The French director takes us back to the 1990s with a story that questions love and time.
Published
Reading time: 3 min
Living and loving with AIDS or under the threat of this disease, the subject has been explored in cinema by several important films, more or less driven by the desire to recall the carnage it caused, particularly in the 1980s and 1990s. The filmmaker Gaël Morel contributes his stone to the building with a very delicate personal film which speaks above all of love. To live, to die, to be rebornwhich is released in theaters on Wednesday, September 25, 2024, asks a question: what if we had not one, but several lives?
Early 1990s, in Paris. Emma (Lou Lampros) and Sammy (Théo Christine) love each other and are about to start a family, with little Nathan as the foundation stone. Sammy also likes men, but Emma doesn’t seem to mind, it would even be “exciting” for her, she says. And when he meets their photographer neighbor Cyril (Victor Belmondo), the two quickly fall in love.
Emma and Sammy’s couple would even accommodate this relationship lived almost openly, if AIDS did not come to interfere, dynamiting the balance of the trio.
A trio? Gaël Morel explores above all with subtlety – separately – the two relationships that will never become a love triangle. “Each experience is unique”, seems to whisper in our ear the filmmaker who knows how to tell the story of marivaudage (sexual or friendly seduction) as much as this strange household, by setting his characters with a scalpel: fiery and immature Sammy, intelligent and sunny Emma, confidence-inspiring Cyril.
“Serious, but not wise”, Cyril, the photographer, says. HIV-positive, the man has integrated the disease into his existence: “It gave me a requirement. I’m a better photographer since the illness”he already allows himself. The actor Victor Belmondo surpasses himself in generosity and seduction.
This is the first part of the film, short, because it cannot last. It is eminently romantic, tempered by the sober and reassuring notes of Tchaikovsky – the composer who, on the other hand, is known to have bitterly reconciled his homosexual relationships with an apparent marital life at the end of the 19th century.

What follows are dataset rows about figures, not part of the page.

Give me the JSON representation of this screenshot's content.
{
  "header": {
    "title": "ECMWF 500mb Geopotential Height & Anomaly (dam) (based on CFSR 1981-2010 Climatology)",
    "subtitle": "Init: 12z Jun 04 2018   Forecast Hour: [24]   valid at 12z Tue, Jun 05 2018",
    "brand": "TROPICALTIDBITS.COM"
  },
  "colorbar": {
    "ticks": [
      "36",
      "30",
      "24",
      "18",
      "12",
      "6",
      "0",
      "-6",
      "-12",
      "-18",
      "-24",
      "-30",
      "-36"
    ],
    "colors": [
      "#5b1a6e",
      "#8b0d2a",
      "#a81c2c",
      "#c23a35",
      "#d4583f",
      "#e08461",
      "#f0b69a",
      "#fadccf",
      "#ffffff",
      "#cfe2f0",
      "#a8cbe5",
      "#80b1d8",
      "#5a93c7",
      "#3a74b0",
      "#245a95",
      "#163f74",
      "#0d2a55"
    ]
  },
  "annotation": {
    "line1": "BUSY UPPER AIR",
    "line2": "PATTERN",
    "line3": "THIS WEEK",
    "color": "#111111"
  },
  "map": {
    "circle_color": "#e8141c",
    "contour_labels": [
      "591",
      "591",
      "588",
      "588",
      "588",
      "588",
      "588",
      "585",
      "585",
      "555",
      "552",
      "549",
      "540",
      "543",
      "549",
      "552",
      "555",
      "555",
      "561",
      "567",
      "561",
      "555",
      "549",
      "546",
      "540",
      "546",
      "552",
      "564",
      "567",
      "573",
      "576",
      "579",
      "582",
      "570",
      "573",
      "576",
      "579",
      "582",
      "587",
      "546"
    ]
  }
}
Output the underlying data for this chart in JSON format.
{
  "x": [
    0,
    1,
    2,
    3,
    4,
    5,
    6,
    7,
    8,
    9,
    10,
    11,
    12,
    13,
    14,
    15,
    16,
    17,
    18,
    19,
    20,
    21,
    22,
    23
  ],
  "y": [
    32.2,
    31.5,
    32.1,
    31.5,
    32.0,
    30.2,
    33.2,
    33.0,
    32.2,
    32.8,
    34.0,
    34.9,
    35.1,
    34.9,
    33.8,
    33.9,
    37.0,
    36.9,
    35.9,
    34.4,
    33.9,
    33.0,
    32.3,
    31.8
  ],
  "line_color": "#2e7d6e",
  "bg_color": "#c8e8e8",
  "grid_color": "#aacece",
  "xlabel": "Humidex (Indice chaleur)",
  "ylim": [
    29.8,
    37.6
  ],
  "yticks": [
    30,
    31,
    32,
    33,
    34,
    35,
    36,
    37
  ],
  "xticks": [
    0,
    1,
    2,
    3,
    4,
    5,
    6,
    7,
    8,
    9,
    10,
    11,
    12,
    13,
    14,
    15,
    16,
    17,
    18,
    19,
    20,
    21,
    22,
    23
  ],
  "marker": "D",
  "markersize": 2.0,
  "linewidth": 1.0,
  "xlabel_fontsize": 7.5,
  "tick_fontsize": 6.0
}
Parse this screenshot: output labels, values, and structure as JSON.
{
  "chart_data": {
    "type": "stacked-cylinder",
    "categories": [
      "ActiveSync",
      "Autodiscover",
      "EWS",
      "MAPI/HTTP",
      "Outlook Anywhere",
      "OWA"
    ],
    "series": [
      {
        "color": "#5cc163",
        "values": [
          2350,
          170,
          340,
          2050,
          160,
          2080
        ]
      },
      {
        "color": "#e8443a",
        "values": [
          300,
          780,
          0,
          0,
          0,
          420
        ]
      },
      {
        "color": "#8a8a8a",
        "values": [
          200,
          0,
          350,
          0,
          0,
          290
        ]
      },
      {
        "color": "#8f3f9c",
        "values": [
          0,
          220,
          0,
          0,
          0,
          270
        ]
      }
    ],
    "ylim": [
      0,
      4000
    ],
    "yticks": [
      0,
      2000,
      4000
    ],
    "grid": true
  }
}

In a second and much longer part of the film, the subject shifted, placing the relationship to death, but also to healing, at the heart of the questions.
How to live with the sword of Damocles of AIDS? With the deadline, with uncertainty? How to survive the disease? How to consider time? What becomes of a future project, what becomes of love, friendship, transmission?

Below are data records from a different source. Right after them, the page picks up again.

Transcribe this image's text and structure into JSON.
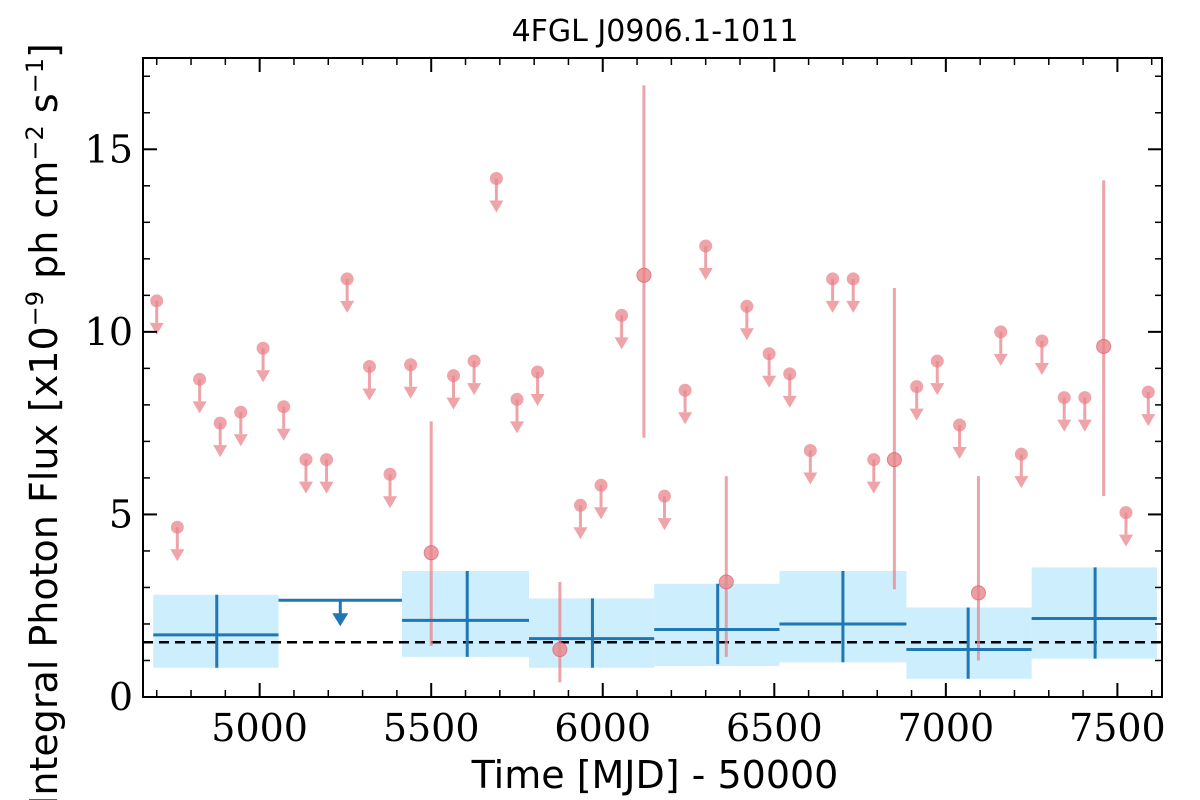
{
  "chart_data": {
    "type": "scatter",
    "title": "4FGL J0906.1-1011",
    "xlabel": "Time [MJD] - 50000",
    "ylabel": "Integral Photon Flux [x10",
    "ylabel_exp": "−9",
    "ylabel_mid": " ph cm",
    "ylabel_exp2": "−2",
    "ylabel_end": " s",
    "ylabel_exp3": "−1",
    "ylabel_close": "]",
    "xlim": [
      4660,
      7630
    ],
    "ylim": [
      0,
      17.5
    ],
    "xticks": [
      5000,
      5500,
      6000,
      6500,
      7000,
      7500
    ],
    "yticks": [
      0,
      5,
      10,
      15
    ],
    "reference_line": 1.5,
    "colors": {
      "short_bins": "#e8868b",
      "long_bins": "#1f77b4",
      "band": "#cdeefc",
      "reference": "#000000"
    },
    "series": [
      {
        "bin": "short",
        "upper_limits": [
          {
            "x": 4700,
            "y": 10.85
          },
          {
            "x": 4760,
            "y": 4.65
          },
          {
            "x": 4825,
            "y": 8.7
          },
          {
            "x": 4885,
            "y": 7.5
          },
          {
            "x": 4945,
            "y": 7.8
          },
          {
            "x": 5010,
            "y": 9.55
          },
          {
            "x": 5070,
            "y": 7.95
          },
          {
            "x": 5135,
            "y": 6.5
          },
          {
            "x": 5195,
            "y": 6.5
          },
          {
            "x": 5255,
            "y": 11.45
          },
          {
            "x": 5320,
            "y": 9.05
          },
          {
            "x": 5380,
            "y": 6.1
          },
          {
            "x": 5440,
            "y": 9.1
          },
          {
            "x": 5565,
            "y": 8.8
          },
          {
            "x": 5625,
            "y": 9.2
          },
          {
            "x": 5690,
            "y": 14.2
          },
          {
            "x": 5750,
            "y": 8.15
          },
          {
            "x": 5810,
            "y": 8.9
          },
          {
            "x": 5935,
            "y": 5.25
          },
          {
            "x": 5995,
            "y": 5.8
          },
          {
            "x": 6055,
            "y": 10.45
          },
          {
            "x": 6180,
            "y": 5.5
          },
          {
            "x": 6240,
            "y": 8.4
          },
          {
            "x": 6300,
            "y": 12.35
          },
          {
            "x": 6420,
            "y": 10.7
          },
          {
            "x": 6485,
            "y": 9.4
          },
          {
            "x": 6545,
            "y": 8.85
          },
          {
            "x": 6605,
            "y": 6.75
          },
          {
            "x": 6670,
            "y": 11.45
          },
          {
            "x": 6730,
            "y": 11.45
          },
          {
            "x": 6790,
            "y": 6.5
          },
          {
            "x": 6915,
            "y": 8.5
          },
          {
            "x": 6975,
            "y": 9.2
          },
          {
            "x": 7040,
            "y": 7.45
          },
          {
            "x": 7160,
            "y": 10.0
          },
          {
            "x": 7220,
            "y": 6.65
          },
          {
            "x": 7280,
            "y": 9.75
          },
          {
            "x": 7345,
            "y": 8.2
          },
          {
            "x": 7405,
            "y": 8.2
          },
          {
            "x": 7525,
            "y": 5.05
          },
          {
            "x": 7590,
            "y": 8.35
          }
        ],
        "detections": [
          {
            "x": 5500,
            "y": 3.95,
            "ylow": 1.4,
            "yhigh": 7.55
          },
          {
            "x": 5875,
            "y": 1.3,
            "ylow": 0.4,
            "yhigh": 3.15
          },
          {
            "x": 6120,
            "y": 11.55,
            "ylow": 7.1,
            "yhigh": 16.75
          },
          {
            "x": 6360,
            "y": 3.15,
            "ylow": 1.1,
            "yhigh": 6.05
          },
          {
            "x": 6850,
            "y": 6.5,
            "ylow": 2.95,
            "yhigh": 11.2
          },
          {
            "x": 7095,
            "y": 2.85,
            "ylow": 1.0,
            "yhigh": 6.05
          },
          {
            "x": 7460,
            "y": 9.6,
            "ylow": 5.5,
            "yhigh": 14.15
          }
        ]
      },
      {
        "bin": "long",
        "detections": [
          {
            "x": 4875,
            "xlow": 4690,
            "xhigh": 5055,
            "y": 1.7,
            "ylow": 0.8,
            "yhigh": 2.8,
            "band_low": 0.8,
            "band_high": 2.8
          },
          {
            "x": 5605,
            "xlow": 5415,
            "xhigh": 5785,
            "y": 2.1,
            "ylow": 1.1,
            "yhigh": 3.45,
            "band_low": 1.1,
            "band_high": 3.45
          },
          {
            "x": 5970,
            "xlow": 5785,
            "xhigh": 6150,
            "y": 1.6,
            "ylow": 0.8,
            "yhigh": 2.7,
            "band_low": 0.8,
            "band_high": 2.7
          },
          {
            "x": 6335,
            "xlow": 6150,
            "xhigh": 6515,
            "y": 1.85,
            "ylow": 0.9,
            "yhigh": 3.1,
            "band_low": 0.85,
            "band_high": 3.1
          },
          {
            "x": 6700,
            "xlow": 6515,
            "xhigh": 6885,
            "y": 2.0,
            "ylow": 0.95,
            "yhigh": 3.45,
            "band_low": 0.95,
            "band_high": 3.45
          },
          {
            "x": 7065,
            "xlow": 6885,
            "xhigh": 7250,
            "y": 1.3,
            "ylow": 0.5,
            "yhigh": 2.45,
            "band_low": 0.5,
            "band_high": 2.45
          },
          {
            "x": 7435,
            "xlow": 7250,
            "xhigh": 7615,
            "y": 2.15,
            "ylow": 1.05,
            "yhigh": 3.55,
            "band_low": 1.05,
            "band_high": 3.55
          }
        ],
        "upper_limits": [
          {
            "x": 5235,
            "xlow": 5055,
            "xhigh": 5415,
            "y": 2.65
          }
        ]
      }
    ]
  }
}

Gaël Morel soberly sketches all these questions at once. Making the film unfold over a period of ten years, he finds the trick of bringing to life – at least in the story – a fourth character, that of the son, to relaunch the story. And prepare for the future.

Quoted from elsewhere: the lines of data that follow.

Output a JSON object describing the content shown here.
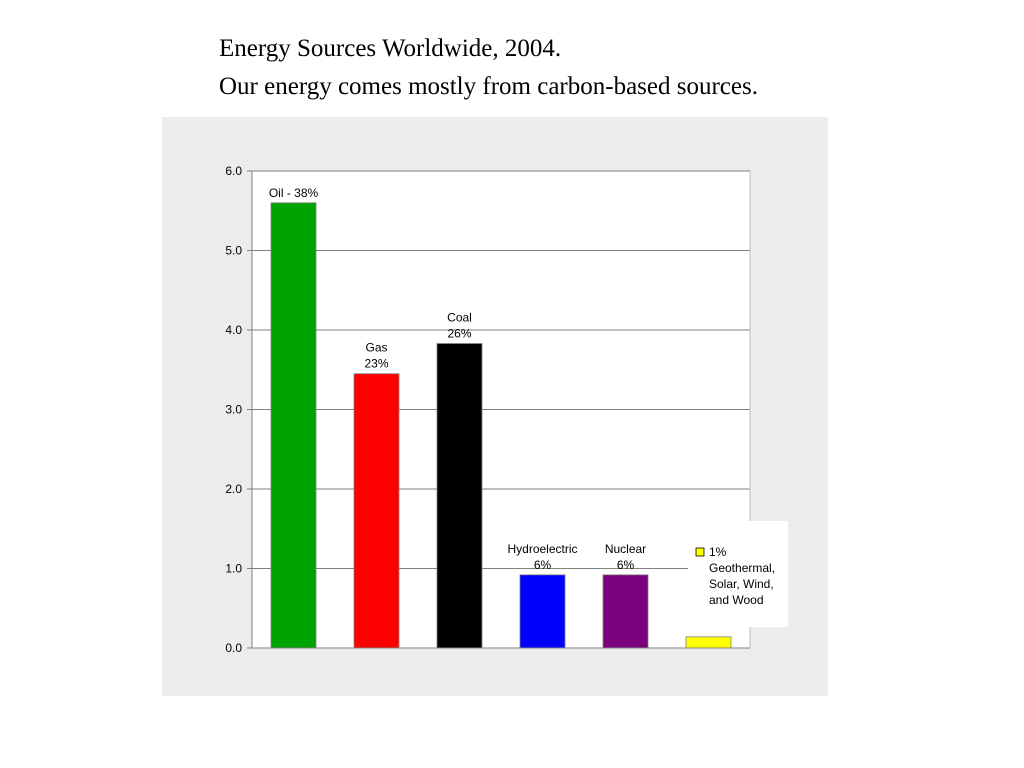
{
  "title": {
    "line1": "Energy Sources Worldwide, 2004.",
    "line2": "Our energy comes mostly from carbon-based sources."
  },
  "chart_data": {
    "type": "bar",
    "categories": [
      "Oil",
      "Gas",
      "Coal",
      "Hydroelectric",
      "Nuclear",
      "Geothermal, Solar, Wind, and Wood"
    ],
    "values": [
      5.6,
      3.45,
      3.83,
      0.92,
      0.92,
      0.14
    ],
    "colors": [
      "#00a400",
      "#ff0000",
      "#000000",
      "#0000ff",
      "#7b007b",
      "#ffff00"
    ],
    "data_labels": [
      [
        "Oil - 38%"
      ],
      [
        "Gas",
        "23%"
      ],
      [
        "Coal",
        "26%"
      ],
      [
        "Hydroelectric",
        "6%"
      ],
      [
        "Nuclear",
        "6%"
      ],
      [
        "1%",
        "Geothermal,",
        "Solar, Wind,",
        "and Wood"
      ]
    ],
    "yticks": [
      "0.0",
      "1.0",
      "2.0",
      "3.0",
      "4.0",
      "5.0",
      "6.0"
    ],
    "ylim": [
      0,
      6
    ],
    "grid": true,
    "legend_marker_color": "#ffff00",
    "plot_background": "#ffffff",
    "panel_background": "#ececec",
    "gridline_color": "#808080"
  }
}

The film was presented at the last Cannes Film Festival (in the prestigious Cannes Première selection), then at the Angoulême Francophone Film Festival at the end of the summer. Despite a few conventional passages, undoubtedly undermined by the use of Georges Delerue’s music – beautiful, but too emphatic – this story remains linear, sometimes surprising and always breathtaking.
Gender : Drama
Director: Gael Morel
Actors: Lou Lampros, Victor Belmondo, Théo Christine
Country : France
Duration : 1h49
Exit : September 25, 2024
Distributer : ARP Selection
Synopsis : Emma loves Sammy who loves Cyril who loves her too. What could have been a romantic flirtation at the end of the last century will be blown up by the arrival of AIDS. While they were expecting the worst, the destiny of each character will take an unexpected turn.